5. The method of claim 4, wherein the at least one nanoparticle is chosen from Al₂0₃, Ce0₂, Ce₂0₃, Ti0₂, Zr0₂, and combinations of two or more thereof.

6. The method of claim 1 , wherein the converting comprises

heating the at least one metal compound to about 250 °C under a vacuum;

introducing air and maintaining the temperature; and

increasing the temperature to about 420 °C under vacuum or inert atmosphere.

7. The method of claim 1 , wherein the substrate comprises one or more polymers, glasses, low-melting-temperature metals, polycarbonates, or a combination thereof.

8. A method of stabilizing alumina in an alumina-containing catalytic material, comprising:

applying at least one metal compound on the catalytic material, and

converting the at least one metal compound to at least one metal oxide to stabilize the alumina.

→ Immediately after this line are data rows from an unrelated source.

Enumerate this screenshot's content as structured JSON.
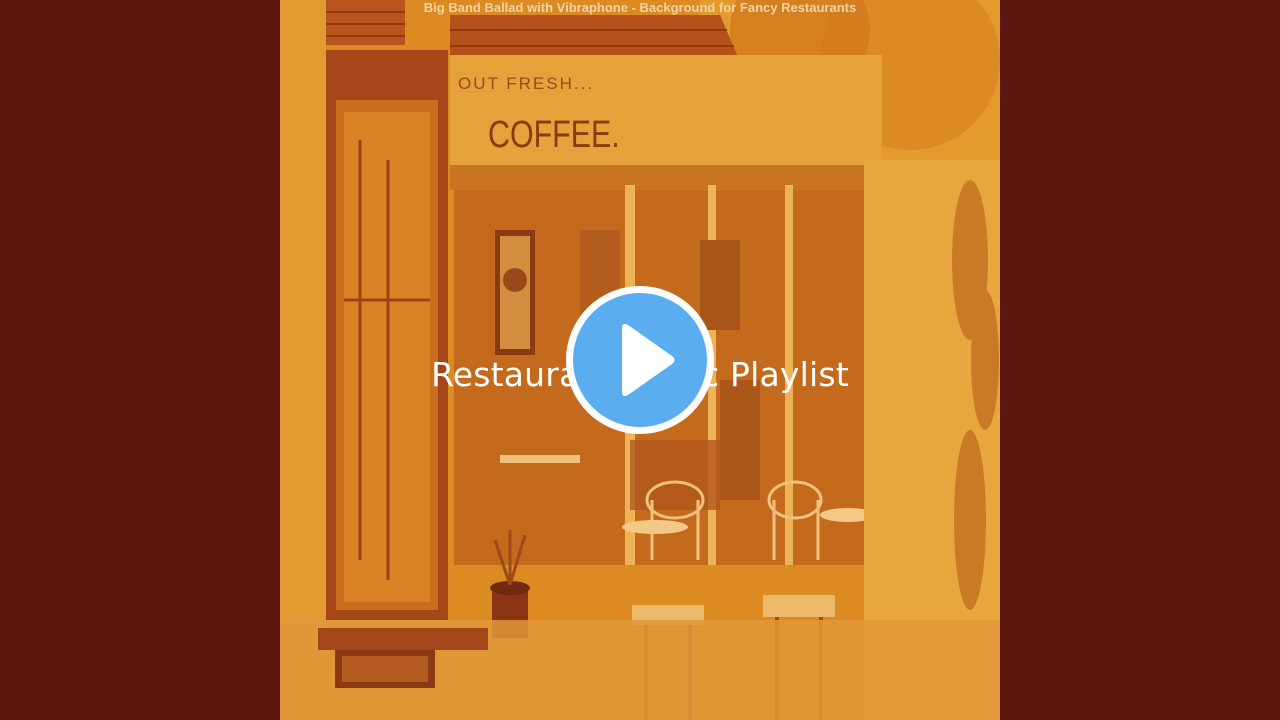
{
  "video": {
    "title": "Big Band Ballad with Vibraphone - Background for Fancy Restaurants",
    "overlay_text": "Restaurant Music Playlist",
    "sign_top": "OUT FRESH...",
    "sign_main": "COFFEE."
  },
  "player": {
    "play_icon": "play-icon",
    "play_color": "#5aaef0"
  },
  "colors": {
    "background": "#5a160f",
    "artwork_tint": "#d8841e"
  }
}
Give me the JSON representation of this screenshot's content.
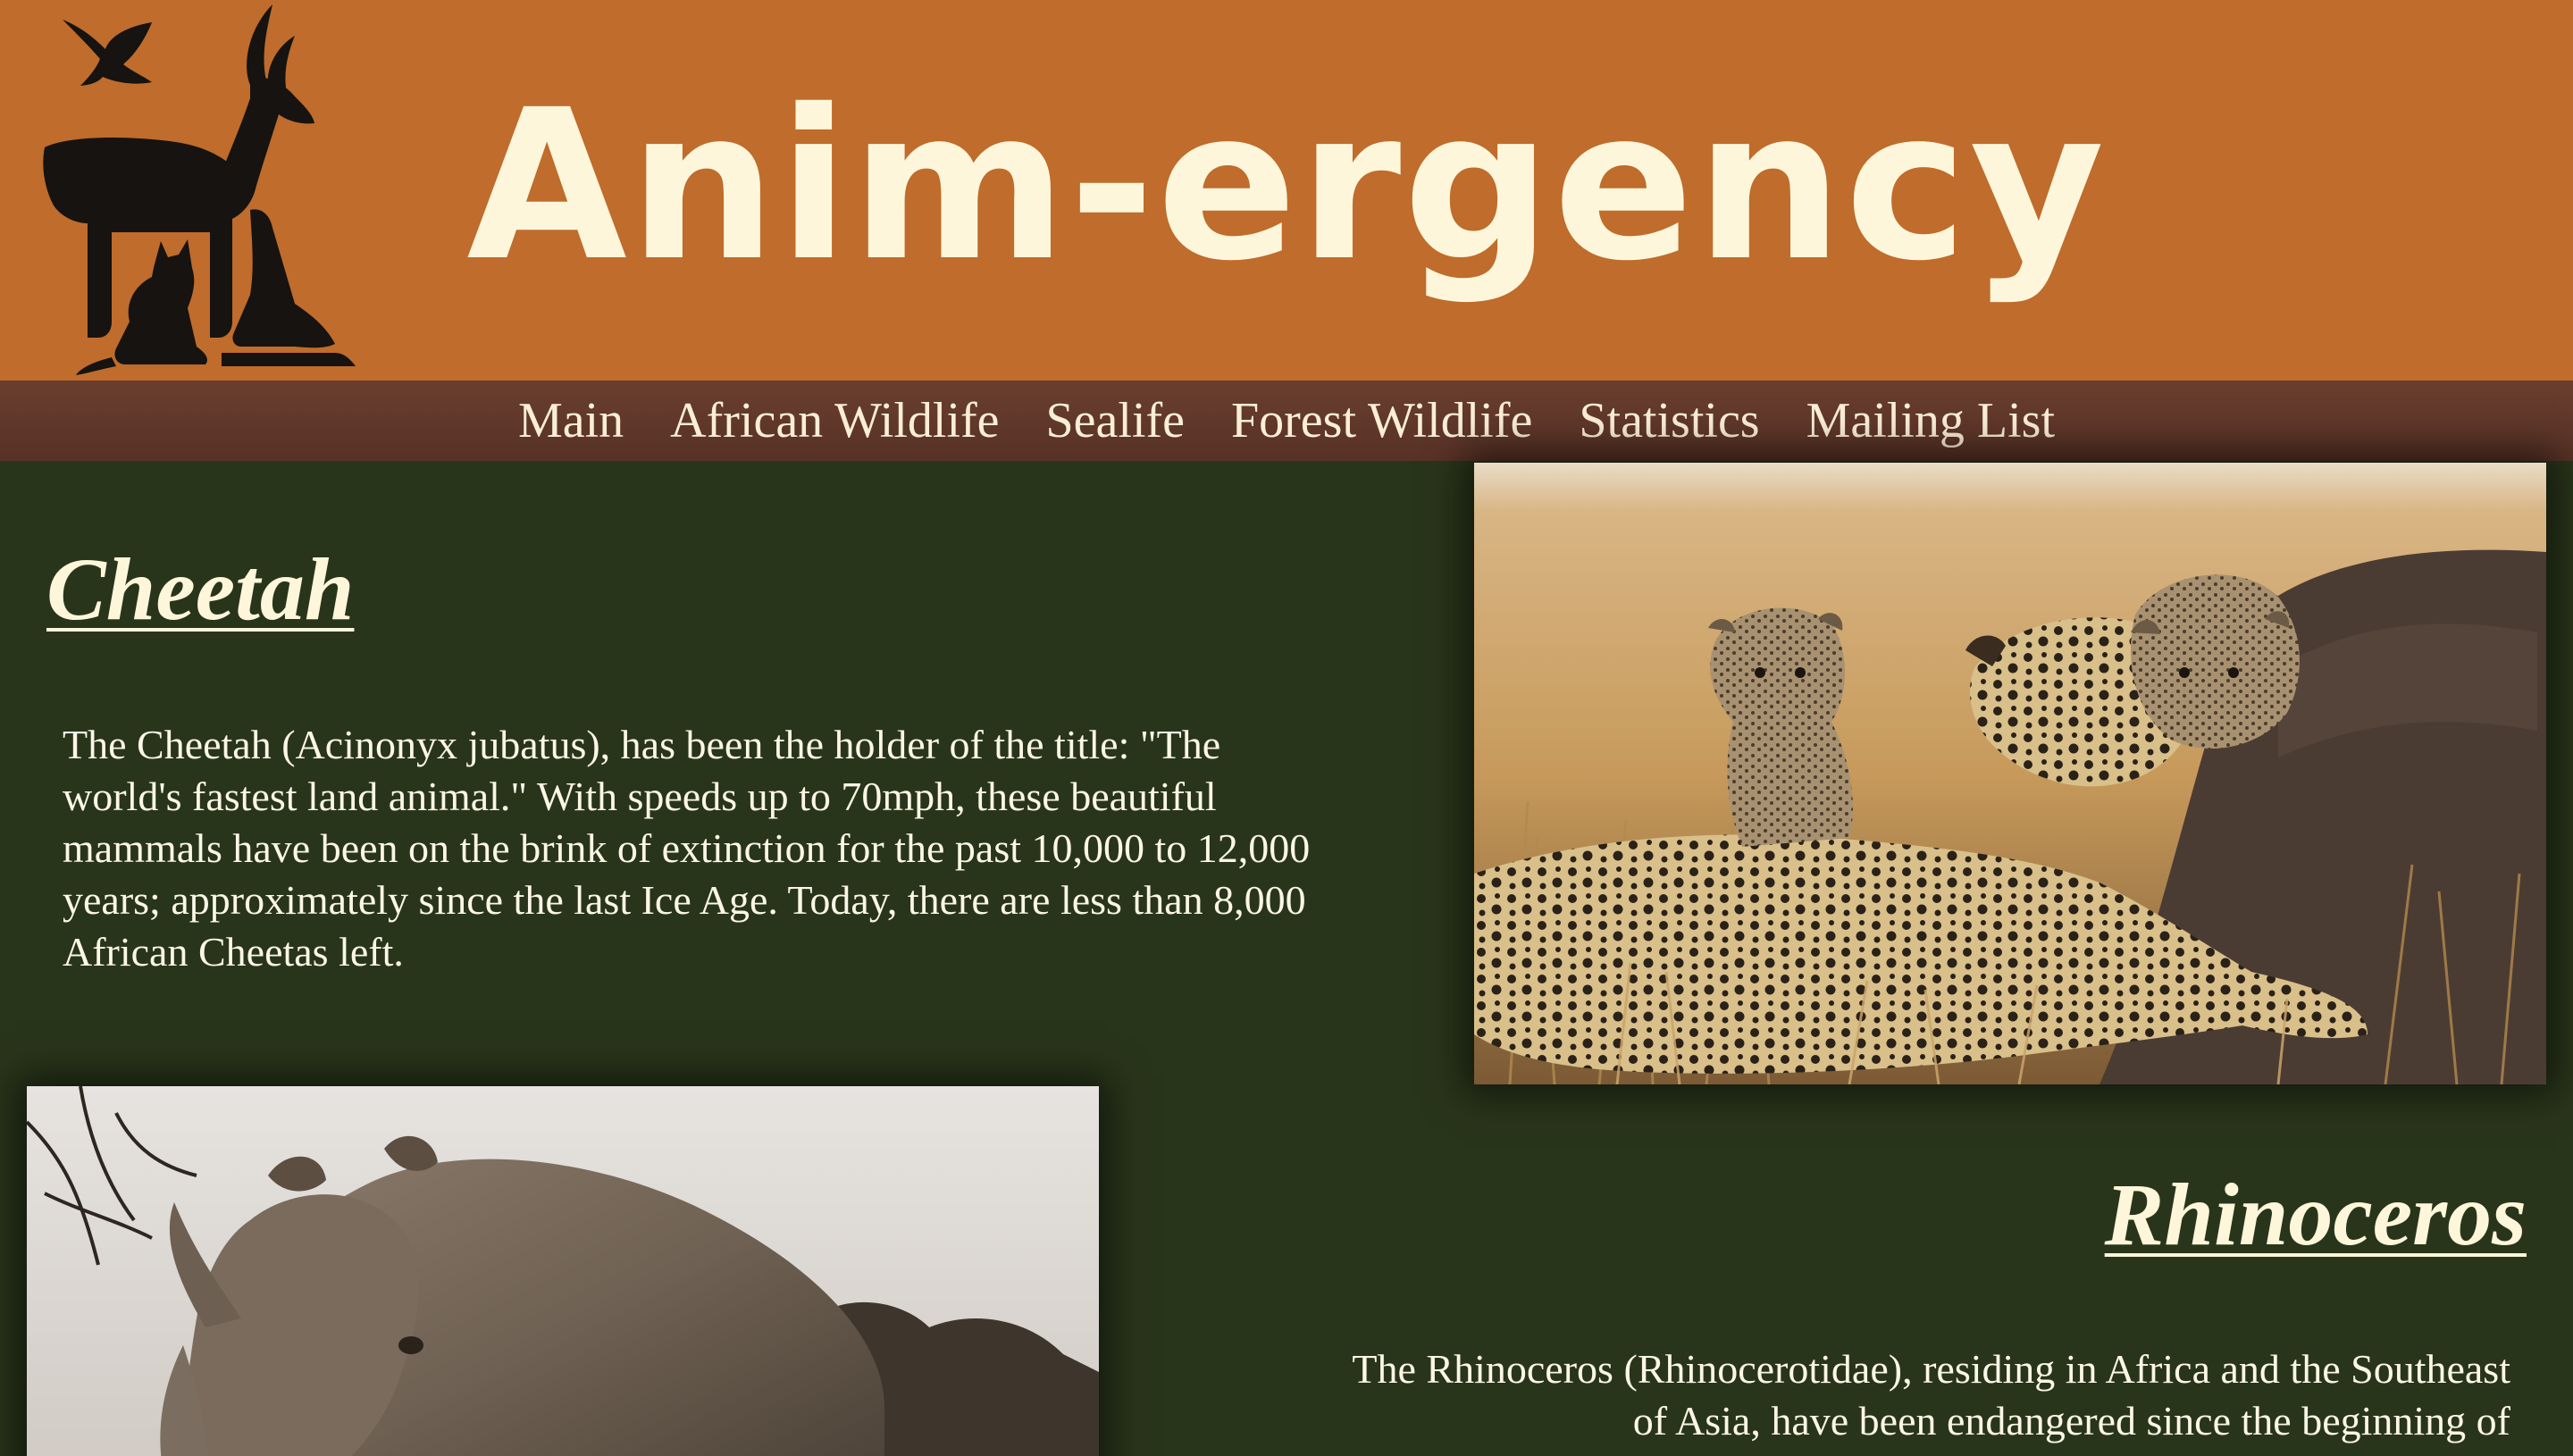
{
  "header": {
    "title": "Anim-ergency"
  },
  "nav": {
    "items": [
      {
        "label": "Main"
      },
      {
        "label": "African Wildlife"
      },
      {
        "label": "Sealife"
      },
      {
        "label": "Forest Wildlife"
      },
      {
        "label": "Statistics"
      },
      {
        "label": "Mailing List"
      }
    ]
  },
  "sections": [
    {
      "title": "Cheetah",
      "text": "The Cheetah (Acinonyx jubatus), has been the holder of the title: \"The world's fastest land animal.\" With speeds up to 70mph, these beautiful mammals have been on the brink of extinction for the past 10,000 to 12,000 years; approximately since the last Ice Age. Today, there are less than 8,000 African Cheetas left."
    },
    {
      "title": "Rhinoceros",
      "text": "The Rhinoceros (Rhinocerotidae), residing in Africa and the Southeast of Asia, have been endangered since the beginning of"
    }
  ],
  "colors": {
    "header_bg": "#bf6c2c",
    "nav_bg": "#5f3729",
    "content_bg": "#29351b",
    "title_text": "#fdf6da"
  },
  "icons": {
    "logo": "animals-silhouette-logo"
  }
}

9. The method of claim 8, wherein the at least one metal oxide exhibits thermal stability at a higher temperature compared to alumina.

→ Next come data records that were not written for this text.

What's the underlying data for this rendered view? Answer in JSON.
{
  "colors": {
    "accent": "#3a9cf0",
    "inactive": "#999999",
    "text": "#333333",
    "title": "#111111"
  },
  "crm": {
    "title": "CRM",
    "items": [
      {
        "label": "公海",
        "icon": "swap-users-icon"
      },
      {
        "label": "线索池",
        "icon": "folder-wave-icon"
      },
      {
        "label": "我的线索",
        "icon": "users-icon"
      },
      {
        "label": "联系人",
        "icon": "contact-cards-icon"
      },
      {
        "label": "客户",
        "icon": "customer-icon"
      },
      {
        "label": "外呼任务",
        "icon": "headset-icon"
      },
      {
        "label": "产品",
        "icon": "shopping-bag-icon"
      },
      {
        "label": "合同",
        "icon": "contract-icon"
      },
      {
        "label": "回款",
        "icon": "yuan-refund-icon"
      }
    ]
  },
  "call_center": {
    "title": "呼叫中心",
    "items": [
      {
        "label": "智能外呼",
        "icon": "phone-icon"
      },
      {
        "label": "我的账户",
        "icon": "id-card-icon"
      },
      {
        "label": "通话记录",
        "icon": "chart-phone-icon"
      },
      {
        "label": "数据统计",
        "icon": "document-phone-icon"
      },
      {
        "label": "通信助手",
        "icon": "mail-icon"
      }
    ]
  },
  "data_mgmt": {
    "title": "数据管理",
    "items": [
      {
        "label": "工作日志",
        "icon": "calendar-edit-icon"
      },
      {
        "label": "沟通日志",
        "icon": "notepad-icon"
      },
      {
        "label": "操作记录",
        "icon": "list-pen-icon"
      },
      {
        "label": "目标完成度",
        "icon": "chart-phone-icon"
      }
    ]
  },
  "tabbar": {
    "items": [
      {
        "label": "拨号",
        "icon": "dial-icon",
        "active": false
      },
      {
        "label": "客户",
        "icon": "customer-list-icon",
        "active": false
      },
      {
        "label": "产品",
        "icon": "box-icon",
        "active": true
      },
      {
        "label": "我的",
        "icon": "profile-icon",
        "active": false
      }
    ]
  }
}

10. The method of claim 8, wherein the at least one metal oxide exhibits catalytic activity at a higher temperature compared to alumina.

1 1. A method of regenerating a catalytic material having a substrate, comprising: applying at least one metal compound to the substrate; and converting at least some of the compound to at least one metal oxide on the substrate, to regenerate the catalytic material.

12. A catalytic material comprising at least one metal oxide, wherein the at least one metal oxide is made by a process comprising:

applying at least one metal compound to a substrate; and converting at least some of the compound to at least one metal oxide on the substrate, to make the catalytic material.

13. A catalytic material comprising at least one metal oxide wherein the at least one metal oxide is substantially free of metal carbide.

14. The catalytic material of claim 13, wherein the catalytic material is present on a substrate, and wherein a portion of the at least one metal oxide is diffused into the substrate.

15. The catalytic material of claim 13, further comprising one or more metals chosen from platinum, palladium, rhodium, nickel, cerium, gold, silver, zinc, lead, rhenium, ruthenium, and combinations of two or more thereof.